On Tuesday the sun came back, providing just enough light to entice me a little further afield. I passed a pleasant enough half hour in the Lea Farm hide, admiring a flock of wigeon which were making their distinctly ovine way across a grassy field. The cold soon drove me on, but as I stood to leave I was informed that a Mediterranean gull had been showing beautifully just before I arrived, and was bound to still be there, somewhere in the midst of some 200 other gulls. If I’d left home but 20 minutes earlier, the county tick would have been mine. Like I said, you have to be quick to play this game.
I didn’t mind, though. Sure, it was partly because the sights and sounds of that species were fresh in my mind from Saturday, so much so that to see another Med. gull so soon would seem almost greedy. But I still got slightly odd looks when I smiled, shrugged, and left anyway on being told the news. Even when I explained about the weekend. That’s because birding – or, more to the point, twitching – is ostensibly about actually finding and seeing ‘the’ bird. Preferably new birds, ticks of one kind or another.
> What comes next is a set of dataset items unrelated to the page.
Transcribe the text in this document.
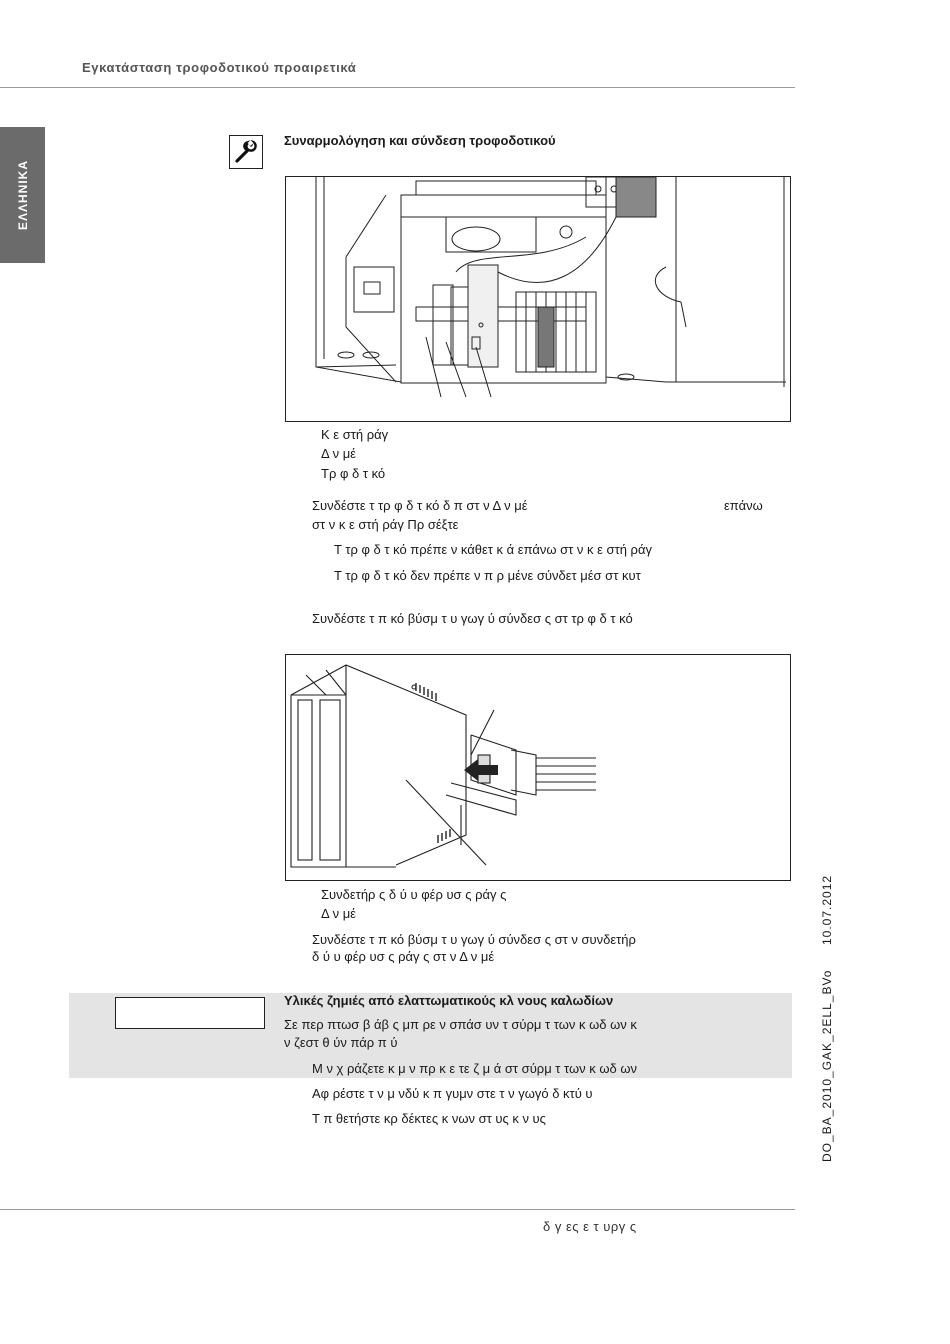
Εγκατάσταση τροφοδοτικού προαιρετικά
ΕΛΛΗΝΙΚΑ
Συναρμολόγηση και σύνδεση τροφοδοτικού
Κ ε στή ράγ
Δ ν μέ
Τρ φ δ τ κό
Συνδέστε τ τρ φ δ τ κό δ π στ ν Δ ν μέ	επάνω
στ ν κ ε στή ράγ Πρ σέξτε
Τ τρ φ δ τ κό πρέπε ν κάθετ κ ά επάνω στ ν κ ε στή ράγ
Τ τρ φ δ τ κό δεν πρέπε ν π ρ μένε σύνδετ μέσ στ κυτ
Συνδέστε τ π κό βύσμ τ υ γωγ ύ σύνδεσ ς στ τρ φ δ τ κό
Συνδετήρ ς δ ύ υ φέρ υσ ς ράγ ς
Δ ν μέ
Συνδέστε τ π κό βύσμ τ υ γωγ ύ σύνδεσ ς στ ν συνδετήρ
δ ύ υ φέρ υσ ς ράγ ς στ ν Δ ν μέ
Υλικές ζημιές από ελαττωματικούς κλ νους καλωδίων
Σε περ πτωσ β άβ ς μπ ρε ν σπάσ υν τ σύρμ τ των κ ωδ ων κ
ν ζεστ θ ύν πάρ π ύ
Μ ν χ ράζετε κ μ ν πρ κ ε τε ζ μ ά στ σύρμ τ των κ ωδ ων
Αφ ρέστε τ ν μ νδύ κ π γυμν στε τ ν γωγό δ κτύ υ
Τ π θετήστε κρ δέκτες κ νων στ υς κ ν υς
10.07.2012
DO_BA_2010_GAK_2ELL_BVo
δ γ ες ε τ υργ ς
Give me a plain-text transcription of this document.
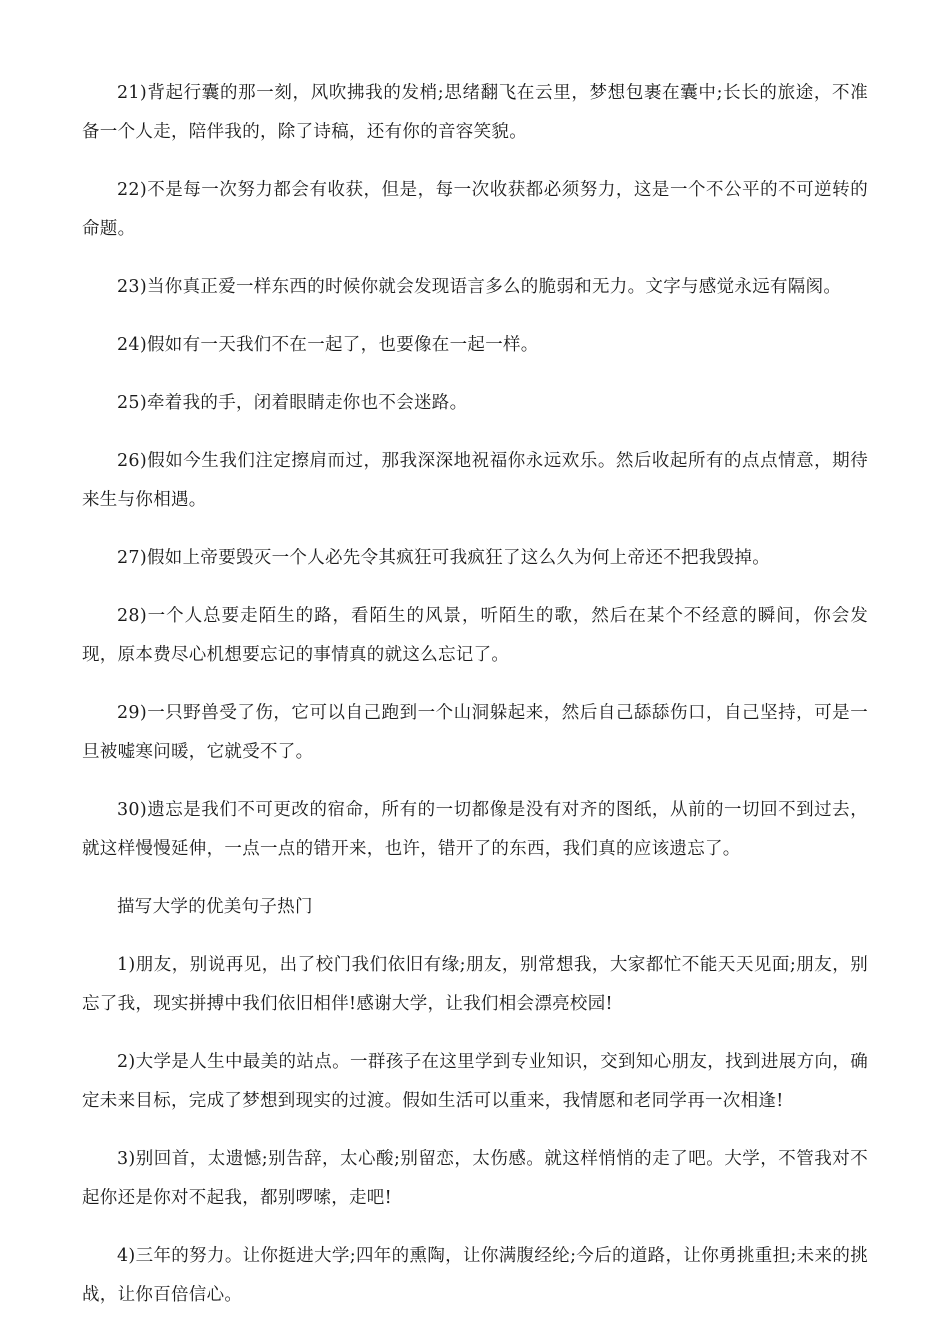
21)背起行囊的那一刻，风吹拂我的发梢;思绪翻飞在云里，梦想包裹在囊中;长长的旅途，不准备一个人走，陪伴我的，除了诗稿，还有你的音容笑貌。

22)不是每一次努力都会有收获，但是，每一次收获都必须努力，这是一个不公平的不可逆转的命题。

23)当你真正爱一样东西的时候你就会发现语言多么的脆弱和无力。文字与感觉永远有隔阂。

24)假如有一天我们不在一起了，也要像在一起一样。

25)牵着我的手，闭着眼睛走你也不会迷路。

26)假如今生我们注定擦肩而过，那我深深地祝福你永远欢乐。然后收起所有的点点情意，期待来生与你相遇。

27)假如上帝要毁灭一个人必先令其疯狂可我疯狂了这么久为何上帝还不把我毁掉。

28)一个人总要走陌生的路，看陌生的风景，听陌生的歌，然后在某个不经意的瞬间，你会发现，原本费尽心机想要忘记的事情真的就这么忘记了。

29)一只野兽受了伤，它可以自己跑到一个山洞躲起来，然后自己舔舔伤口，自己坚持，可是一旦被嘘寒问暖，它就受不了。

30)遗忘是我们不可更改的宿命，所有的一切都像是没有对齐的图纸，从前的一切回不到过去，就这样慢慢延伸，一点一点的错开来，也许，错开了的东西，我们真的应该遗忘了。

描写大学的优美句子热门

1)朋友，别说再见，出了校门我们依旧有缘;朋友，别常想我，大家都忙不能天天见面;朋友，别忘了我，现实拼搏中我们依旧相伴!感谢大学，让我们相会漂亮校园!

2)大学是人生中最美的站点。一群孩子在这里学到专业知识，交到知心朋友，找到进展方向，确定未来目标，完成了梦想到现实的过渡。假如生活可以重来，我情愿和老同学再一次相逢!

3)别回首，太遗憾;别告辞，太心酸;别留恋，太伤感。就这样悄悄的走了吧。大学，不管我对不起你还是你对不起我，都别啰嗦，走吧!

4)三年的努力。让你挺进大学;四年的熏陶，让你满腹经纶;今后的道路，让你勇挑重担;未来的挑战，让你百倍信心。
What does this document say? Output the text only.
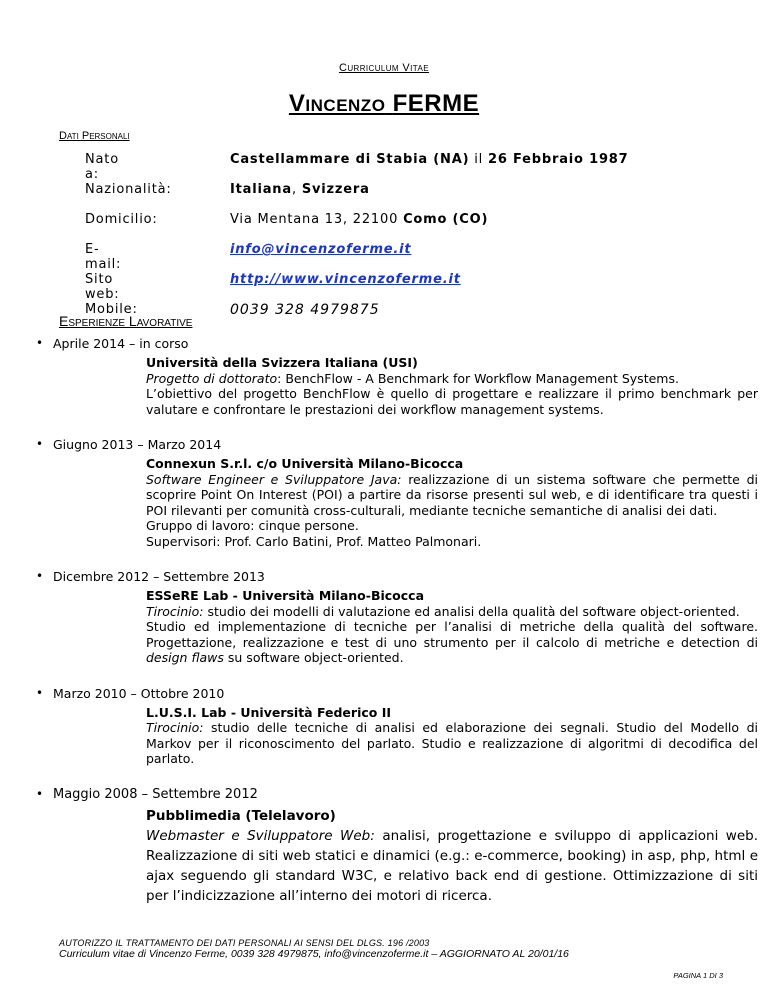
Curriculum Vitae
Vincenzo FERME
Dati Personali
Nato a:
Castellammare di Stabia (NA) il 26 Febbraio 1987
Nazionalità:	Italiana, Svizzera
Domicilio:	Via Mentana 13, 22100 Como (CO)
E-mail:
info@vincenzoferme.it
Sito web:
http://www.vincenzoferme.it
Mobile:	0039 328 4979875
Esperienze Lavorative
• Aprile 2014 – in corso

Università della Svizzera Italiana (USI)

Progetto di dottorato: BenchFlow - A Benchmark for Workflow Management Systems.

L’obiettivo del progetto BenchFlow è quello di progettare e realizzare il primo benchmark per valutare e confrontare le prestazioni dei workflow management systems.

• Giugno 2013 – Marzo 2014

Connexun S.r.l. c/o Università Milano-Bicocca

Software Engineer e Sviluppatore Java: realizzazione di un sistema software che permette di scoprire Point On Interest (POI) a partire da risorse presenti sul web, e di identificare tra questi i POI rilevanti per comunità cross-culturali, mediante tecniche semantiche di analisi dei dati.

Gruppo di lavoro: cinque persone.

Supervisori: Prof. Carlo Batini, Prof. Matteo Palmonari.

• Dicembre 2012 – Settembre 2013

ESSeRE Lab - Università Milano-Bicocca

Tirocinio: studio dei modelli di valutazione ed analisi della qualità del software object-oriented.

Studio ed implementazione di tecniche per l’analisi di metriche della qualità del software. Progettazione, realizzazione e test di uno strumento per il calcolo di metriche e detection di design flaws su software object-oriented.

• Marzo 2010 – Ottobre 2010

L.U.S.I. Lab - Università Federico II

Tirocinio: studio delle tecniche di analisi ed elaborazione dei segnali. Studio del Modello di Markov per il riconoscimento del parlato. Studio e realizzazione di algoritmi di decodifica del parlato.

• Maggio 2008 – Settembre 2012

Pubblimedia (Telelavoro)

Webmaster e Sviluppatore Web: analisi, progettazione e sviluppo di applicazioni web. Realizzazione di siti web statici e dinamici (e.g.: e-commerce, booking) in asp, php, html e ajax seguendo gli standard W3C, e relativo back end di gestione. Ottimizzazione di siti per l’indicizzazione all’interno dei motori di ricerca.

AUTORIZZO IL TRATTAMENTO DEI DATI PERSONALI AI SENSI DEL DLGS. 196 /2003
Curriculum vitae di Vincenzo Ferme, 0039 328 4979875, info@vincenzoferme.it – AGGIORNATO AL 20/01/16
PAGINA 1 DI 3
But aren’t we tired of the chase? In our hearts, don’t we know that it’s better to stand back and let the birds find us? Isn’t the spectacle enough; are we not satisfied with the wild everyday beauty of the world? Just what exactly are we doing out there, fair weather or foul? What on this good green earth are we looking for?
These thoughts whirled about my mind as I retreated from the hide along the Loddon path, and then just as I was about to head for home the sky filled up with a host of gulls moving in the same pattern. They came out of nowhere and everywhere, fifty, a hundred, two hundred, more, materialising from all directions, a complete takeover of the sky. As quickly as they appeared, each gull moved off west. Just for a moment I wondered if the Med. gull was among them, but here the futility of pursuing it was laid bare by the speed of the flock, which vanished with the first flakes of a snow flurry riding the wind behind them.
I pulled up at home just as snow began to fall more steadily. I sat in the driver’s seat watching for a few minutes, my eyes following each fragile cluster of ice crystals as it fell, hit the car windscreen and instantly began to dwindle into nothing. It was something I’ve seen probably hundreds of times before, yet it was utterly transfixing. Maybe that is what we birders are doing, I thought: watching snow melt on a window. Struggling to see as many specks of beauty as we can in the brief moments before they’re gone, each as unique as a single snowflake.
Step back, and a human life doesn’t seem to posses any more permanence. If I’m lucky I’ll be around for another half century at least, but by the slow clock of the universe you and I might as well be made of ice. That needn’t be a dispiriting thought. If we strive to live well we can at least hope that like the snow, and like the silver birds, our lives will leave beautiful trails behind as they fade.